Hayes teaches graduate courses in counseling theory and an undergraduate class that provides an introduction to counseling. His scholarship focuses on college student mental health as well as psychotherapist factors that affect the process and outcome of therapy. He also is a licensed psychologist with a private practice in State College.

“There’s just this natural convergence of my interests in research, teaching and practice that have come together in working with these really amazing colleagues locally and nationally, and more recently internationally,” he said.

“It took us just about five years to establish good psychometric properties for the primary instrument that we use to collect data. I love the challenge of doing good research, but instead of just doing my research in my office with my students to satisfy my intellectual curiosity, CCMH is a different beast. There’s this wonderful synergy between practice and research where it’s very hard to distinguish one from the other since data are collected as a routine part of clinical work and our research questions are driven by the concepts of practitioners,” Hayes said.
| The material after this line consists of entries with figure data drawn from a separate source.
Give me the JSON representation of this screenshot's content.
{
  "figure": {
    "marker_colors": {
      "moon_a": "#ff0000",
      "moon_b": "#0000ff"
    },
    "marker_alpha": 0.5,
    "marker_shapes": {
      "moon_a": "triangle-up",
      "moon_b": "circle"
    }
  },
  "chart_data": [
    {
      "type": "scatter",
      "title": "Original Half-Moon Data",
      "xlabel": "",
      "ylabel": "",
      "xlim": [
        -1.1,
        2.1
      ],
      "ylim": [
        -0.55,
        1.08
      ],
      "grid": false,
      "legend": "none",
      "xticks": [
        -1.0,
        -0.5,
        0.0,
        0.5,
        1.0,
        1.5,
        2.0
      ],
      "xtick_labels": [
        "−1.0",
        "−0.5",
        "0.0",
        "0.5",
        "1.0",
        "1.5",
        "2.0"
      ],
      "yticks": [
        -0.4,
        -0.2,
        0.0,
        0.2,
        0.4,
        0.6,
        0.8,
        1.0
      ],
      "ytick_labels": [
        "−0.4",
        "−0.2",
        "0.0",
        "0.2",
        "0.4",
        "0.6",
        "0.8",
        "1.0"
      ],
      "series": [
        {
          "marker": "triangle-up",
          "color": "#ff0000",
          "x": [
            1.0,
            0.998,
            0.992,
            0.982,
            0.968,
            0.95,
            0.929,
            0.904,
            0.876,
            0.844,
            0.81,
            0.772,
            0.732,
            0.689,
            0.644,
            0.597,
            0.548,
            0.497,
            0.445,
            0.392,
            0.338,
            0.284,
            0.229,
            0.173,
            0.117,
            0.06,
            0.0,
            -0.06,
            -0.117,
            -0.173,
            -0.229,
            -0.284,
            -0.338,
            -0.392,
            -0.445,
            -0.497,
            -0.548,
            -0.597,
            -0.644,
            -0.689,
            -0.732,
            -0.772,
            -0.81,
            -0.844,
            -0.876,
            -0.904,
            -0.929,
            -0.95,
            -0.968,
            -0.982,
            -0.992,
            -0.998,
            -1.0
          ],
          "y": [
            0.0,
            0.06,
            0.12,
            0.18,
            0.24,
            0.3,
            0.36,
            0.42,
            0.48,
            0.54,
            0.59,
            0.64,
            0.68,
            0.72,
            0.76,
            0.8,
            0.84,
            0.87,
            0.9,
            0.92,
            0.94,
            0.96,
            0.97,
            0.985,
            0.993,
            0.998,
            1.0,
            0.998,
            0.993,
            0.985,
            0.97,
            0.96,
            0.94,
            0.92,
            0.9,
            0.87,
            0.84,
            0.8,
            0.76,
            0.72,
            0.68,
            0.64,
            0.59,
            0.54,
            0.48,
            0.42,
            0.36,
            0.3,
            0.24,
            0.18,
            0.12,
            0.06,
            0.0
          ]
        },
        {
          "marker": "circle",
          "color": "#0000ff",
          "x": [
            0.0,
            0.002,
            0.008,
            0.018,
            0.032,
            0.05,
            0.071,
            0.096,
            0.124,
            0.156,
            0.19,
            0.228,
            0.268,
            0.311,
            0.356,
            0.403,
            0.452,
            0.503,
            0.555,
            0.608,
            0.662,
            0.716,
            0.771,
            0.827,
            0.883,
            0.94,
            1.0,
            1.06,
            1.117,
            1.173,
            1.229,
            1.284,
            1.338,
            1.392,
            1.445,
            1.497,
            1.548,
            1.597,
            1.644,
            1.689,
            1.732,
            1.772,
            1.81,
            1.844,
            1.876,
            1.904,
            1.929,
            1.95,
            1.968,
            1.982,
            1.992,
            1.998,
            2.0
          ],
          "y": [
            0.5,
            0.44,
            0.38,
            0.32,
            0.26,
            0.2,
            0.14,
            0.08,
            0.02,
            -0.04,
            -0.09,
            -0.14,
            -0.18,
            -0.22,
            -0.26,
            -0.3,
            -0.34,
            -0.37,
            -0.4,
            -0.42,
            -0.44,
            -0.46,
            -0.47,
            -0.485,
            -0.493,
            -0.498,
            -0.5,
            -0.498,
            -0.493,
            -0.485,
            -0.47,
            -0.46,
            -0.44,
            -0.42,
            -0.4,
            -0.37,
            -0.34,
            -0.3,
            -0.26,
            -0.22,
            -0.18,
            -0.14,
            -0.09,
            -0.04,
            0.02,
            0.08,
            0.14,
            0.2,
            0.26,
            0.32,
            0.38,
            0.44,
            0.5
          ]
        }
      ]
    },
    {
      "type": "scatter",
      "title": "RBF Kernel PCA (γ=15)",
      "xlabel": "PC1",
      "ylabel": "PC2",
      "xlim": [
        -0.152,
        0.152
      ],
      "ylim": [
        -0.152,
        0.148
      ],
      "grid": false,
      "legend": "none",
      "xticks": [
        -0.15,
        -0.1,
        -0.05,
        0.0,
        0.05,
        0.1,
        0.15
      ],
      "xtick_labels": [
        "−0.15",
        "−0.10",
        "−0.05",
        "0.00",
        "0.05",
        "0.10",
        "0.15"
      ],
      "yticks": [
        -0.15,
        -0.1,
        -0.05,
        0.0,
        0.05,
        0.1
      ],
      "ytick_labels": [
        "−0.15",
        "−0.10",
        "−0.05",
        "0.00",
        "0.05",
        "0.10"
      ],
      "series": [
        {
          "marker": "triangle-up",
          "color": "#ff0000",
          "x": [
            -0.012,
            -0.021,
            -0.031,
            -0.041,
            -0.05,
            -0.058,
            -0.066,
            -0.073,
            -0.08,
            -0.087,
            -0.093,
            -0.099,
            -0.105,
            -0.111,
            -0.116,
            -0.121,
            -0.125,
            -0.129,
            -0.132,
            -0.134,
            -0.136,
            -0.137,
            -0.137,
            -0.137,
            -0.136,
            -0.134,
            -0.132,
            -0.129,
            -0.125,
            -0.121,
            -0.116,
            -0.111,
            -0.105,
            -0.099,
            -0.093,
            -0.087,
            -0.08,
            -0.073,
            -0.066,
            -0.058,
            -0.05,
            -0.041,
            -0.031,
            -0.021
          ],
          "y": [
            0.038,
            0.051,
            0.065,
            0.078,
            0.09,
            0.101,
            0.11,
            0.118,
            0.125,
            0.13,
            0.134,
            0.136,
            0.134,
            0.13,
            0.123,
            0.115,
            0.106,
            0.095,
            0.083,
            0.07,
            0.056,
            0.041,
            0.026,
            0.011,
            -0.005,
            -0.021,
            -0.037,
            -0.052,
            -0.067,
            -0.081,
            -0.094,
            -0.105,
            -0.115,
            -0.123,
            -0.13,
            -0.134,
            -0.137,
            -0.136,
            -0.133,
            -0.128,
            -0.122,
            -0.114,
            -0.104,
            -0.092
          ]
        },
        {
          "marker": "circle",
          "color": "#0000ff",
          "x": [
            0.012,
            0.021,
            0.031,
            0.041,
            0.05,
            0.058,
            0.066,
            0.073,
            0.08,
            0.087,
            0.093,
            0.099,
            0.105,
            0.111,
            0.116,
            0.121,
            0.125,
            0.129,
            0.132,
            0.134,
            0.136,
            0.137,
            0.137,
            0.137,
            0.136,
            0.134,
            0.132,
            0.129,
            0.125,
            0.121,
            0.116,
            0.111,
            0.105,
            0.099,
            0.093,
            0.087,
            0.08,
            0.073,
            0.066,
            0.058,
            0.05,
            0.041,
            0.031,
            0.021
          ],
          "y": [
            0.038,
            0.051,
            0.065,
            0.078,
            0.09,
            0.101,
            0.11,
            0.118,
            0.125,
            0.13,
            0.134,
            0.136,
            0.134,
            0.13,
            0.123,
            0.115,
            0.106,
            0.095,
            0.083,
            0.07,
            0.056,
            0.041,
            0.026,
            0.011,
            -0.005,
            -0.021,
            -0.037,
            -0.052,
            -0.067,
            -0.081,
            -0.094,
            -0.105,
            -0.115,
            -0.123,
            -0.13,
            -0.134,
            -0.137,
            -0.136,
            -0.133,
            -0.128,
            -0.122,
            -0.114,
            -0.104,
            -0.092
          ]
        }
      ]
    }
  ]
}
Hayes said multi-year data show that the growth in institutional enrollment in the United States has been far exceeded by the number of students seen at university counseling centers, and the number of students seen at university counseling centers is far exceeded by the demand for services.

“We have seen an increase in the number of students who want services, and I think the reasons for that growth pertain to less stigma around seeking psychological help,” he said.

“We know that an enormous percentage of people who seek help at university counseling centers have been in some form of counseling or psychotherapy previously, nearly 40%. As more students are enrolling in institutions of higher education, we’re simply enrolling more students with psychological problems.”

While students who sought help 20 years ago were suffering primarily from depression, today it’s anxiety, Hayes said. “What contributes to that? A lot of it has to do with technology. People have 434 electronic friends but they aren’t comfortable engaging in intimate conversation and they don’t know how to be by themselves.”

Hayes said what is unique about the work of CCMH is that with very few exceptions, they do not have to worry about external validity because their research consists of a nationally representative sample.

“We ask students, ‘are you OK having your de-identified data contributed to a national pool,’ and 95% of them say yes,” Hayes said. “What we’re doing is much different that way. Every month, we get data uploaded from tens of thousands of college students across the country.”